酵素を用いた新規な物質生産技術の開発研究として、価値ある内容を含んでいる。しかし、脂肪酸を利用した研究が中心となっている。これでは不十分で、少なくともモノ、ジ、トリグリセリドのいずれかを対象とすべきである。ペプチドのアシル化、タンパク質のアシル化は大きな成果といえる。しかし、酵素による糖のアシル化物の大量生産が可能になれば有意義であるが、脂質の配糖体化だけでは新規性に欠ける。
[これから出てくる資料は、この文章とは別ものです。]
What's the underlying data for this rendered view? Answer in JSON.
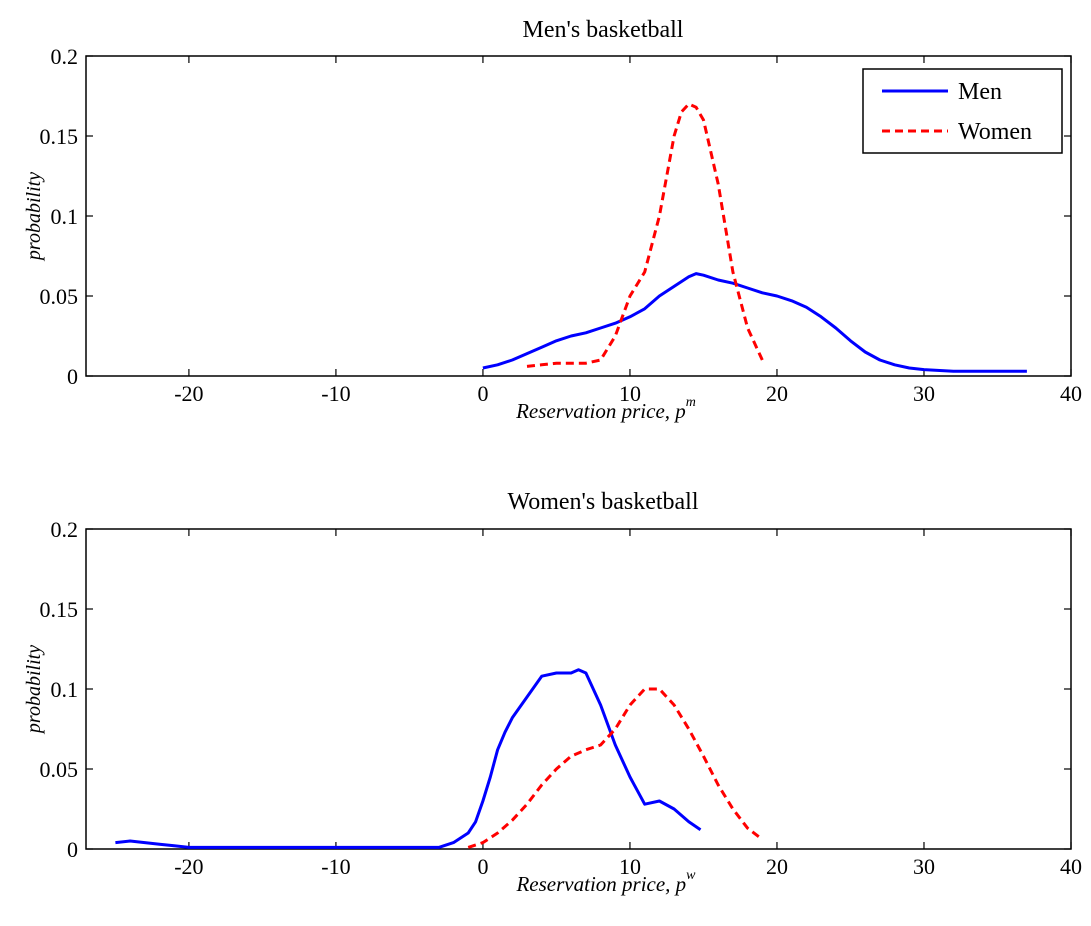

特別な機能をあらかじめ想定して研究を進める必要がある。

(2)新たな脂質粉末化技術の開発と高機能性食品への応用
(京都大学大学院農学研究科 松野隆一)

食品利用という面から粉末化技術とその理論的解析およびO/WやW/O/Wエマルションの粉末化とその問題点の明確化など、食品工業において重要な課題に取り組んでおり、成果をあげている。粉末化した脂肪酸の酸化の速度論的解析は、意義がある。抗酸化剤を併用して粉末化を行い、酸化安定性を高めたシステムの開発も期待される。

(3)エマルション系、濃厚系、極低水分系における相互作用の分子論
(京都大学食糧科学研究所 森友彦)

多糖類と脂質の相互作用について、多くの多糖類について系統的に検討し、多糖類の種類によって脂質の安定性が大きく異なることを見出したのは興味ある成果である。今後は、安定化の機構解明が待たれる。また、異種タンパク質のコンポジット化および乳化系での味物質の刺激応答に関する基礎的な検討を行い、新たな物性を有する脂質含有食品の創出に繋がる結果を得た。